Question

If the system of linear equations \( 2x + y - z = 7 \), \( x - 3y + 2z = 1 \), \( x + 4y + \delta z = k \) (where \(\delta, k \in \mathbb{R}\)) has infinitely many solutions, then \(\delta + k\) is equal to:

• A. -3
• B. 3
• C. 6
• D. 9

Hint:

Before calculating bulky determinants, check if one equation is simply a sum or difference of the others. It can save you minutes of calculation!

Answer 1

The Correct Option is B

Step 1: Understanding the Concept: 
For a system of linear equations \(AX = B\) to have infinitely many solutions, the determinant of the coefficient matrix (\(\Delta\)) must be zero, and all specific determinants (\(\Delta_x, \Delta_y, \Delta_z\)) must also be zero. 

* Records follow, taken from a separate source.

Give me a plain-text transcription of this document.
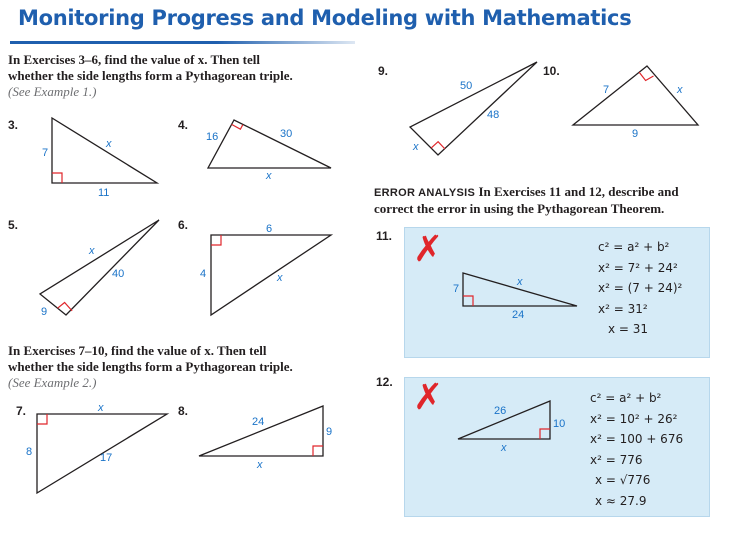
Monitoring Progress and Modeling with Mathematics
In Exercises 3–6, find the value of x. Then tell
whether the side lengths form a Pythagorean triple.
(See Example 1.)
3.
7
x
11
4.
16	30
x
5.
x
40
9
6.	6
4	x
In Exercises 7–10, find the value of x. Then tell
whether the side lengths form a Pythagorean triple.
(See Example 2.)
7.	x
8	17
8.
24
9
x
9.
50
48
x
10.
7	x
9
ERROR ANALYSIS In Exercises 11 and 12, describe and
correct the error in using the Pythagorean Theorem.
11. ✗
7
x
24
c² = a² + b²
x² = 7² + 24²
x² = (7 + 24)²
x² = 31²
x = 31
12. ✗	26
10
x
c² = a² + b²
x² = 10² + 26²
x² = 100 + 676
x² = 776
x = √776
x ≈ 27.9
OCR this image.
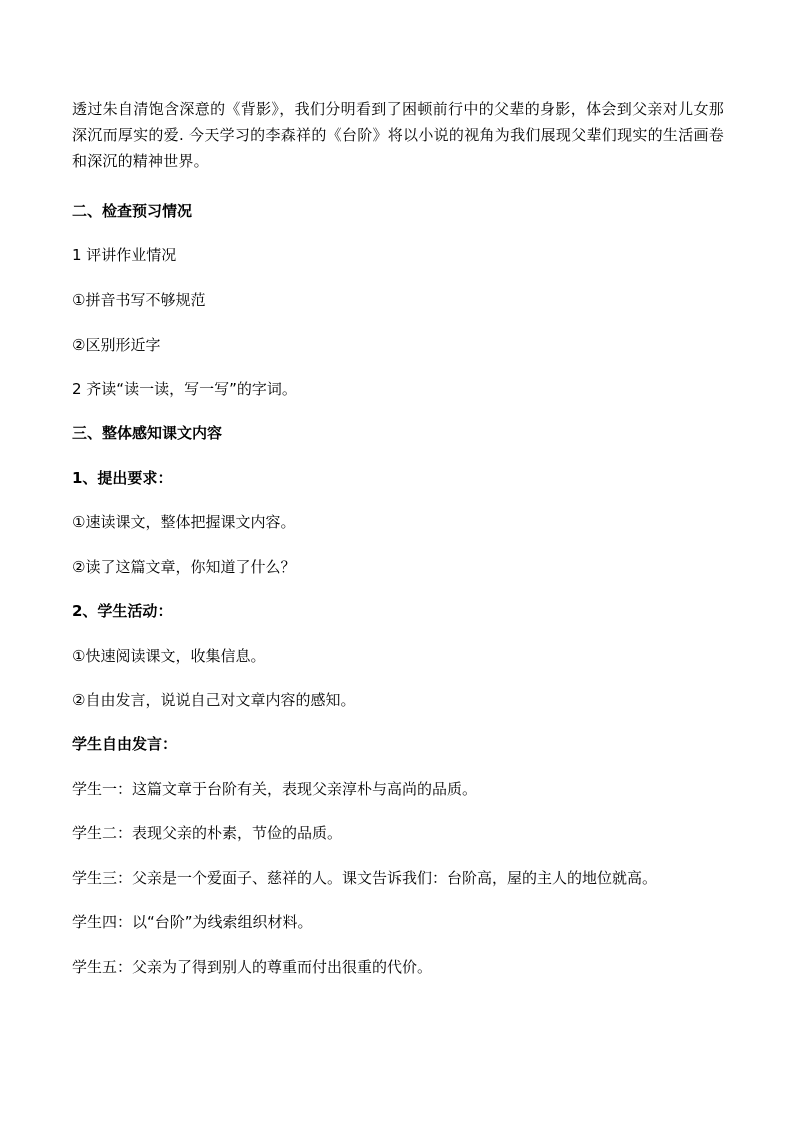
透过朱自清饱含深意的《背影》，我们分明看到了困顿前行中的父辈的身影，体会到父亲对儿女那深沉而厚实的爱. 今天学习的李森祥的《台阶》将以小说的视角为我们展现父辈们现实的生活画卷和深沉的精神世界。

二、检查预习情况

1 评讲作业情况

①拼音书写不够规范

②区别形近字

2 齐读“读一读，写一写”的字词。

三、整体感知课文内容

1、提出要求：

①速读课文，整体把握课文内容。

②读了这篇文章，你知道了什么？

2、学生活动：

①快速阅读课文，收集信息。

②自由发言，说说自己对文章内容的感知。

学生自由发言：

学生一：这篇文章于台阶有关，表现父亲淳朴与高尚的品质。

学生二：表现父亲的朴素，节俭的品质。

学生三：父亲是一个爱面子、慈祥的人。课文告诉我们：台阶高，屋的主人的地位就高。

学生四：以“台阶”为线索组织材料。

学生五：父亲为了得到别人的尊重而付出很重的代价。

Step 2: Key Formula or Approach: 
1. Set \(\Delta = 0\) to find \(\delta\).
2. Set \(\Delta_z = 0\) (or use row operations) to find \(k\). 

Step 3: Detailed Explanation: 
1. Find \(\delta\):
\[ \Delta = \begin{vmatrix} 2 & 1 & -1 \\ 1 & -3 & 2 \\ 1 & 4 & \delta \end{vmatrix} = 0 \] \[ 2(-3\delta - 8) - 1(\delta - 2) - 1(4 - (-3)) = 0 \] \[ -6\delta - 16 - \delta + 2 - 7 = 0 \] \[ -7\delta - 21 = 0 \implies \delta = -3 \] 2. Find \(k\):
For infinitely many solutions, the third equation must be a linear combination of the first two. Observe the coefficients of \(x\) and \(y\):
Eq(1) \( - \) Eq(2): \[ (2-1)x + (1 - (-3))y + (-1 - 2)z = 7 - 1 \] \[ \implies x + 4y - 3z = 6 \] Comparing this with Eq(3) \(x + 4y + \delta z = k\):
We see \(\delta = -3\) (which matches) and \(k = 6\). 3. Calculate \(\delta + k\):
\[ \delta + k = -3 + 6 = 3 \] 

Step 4: Final Answer 
The value of \(\delta + k\) is \(3\).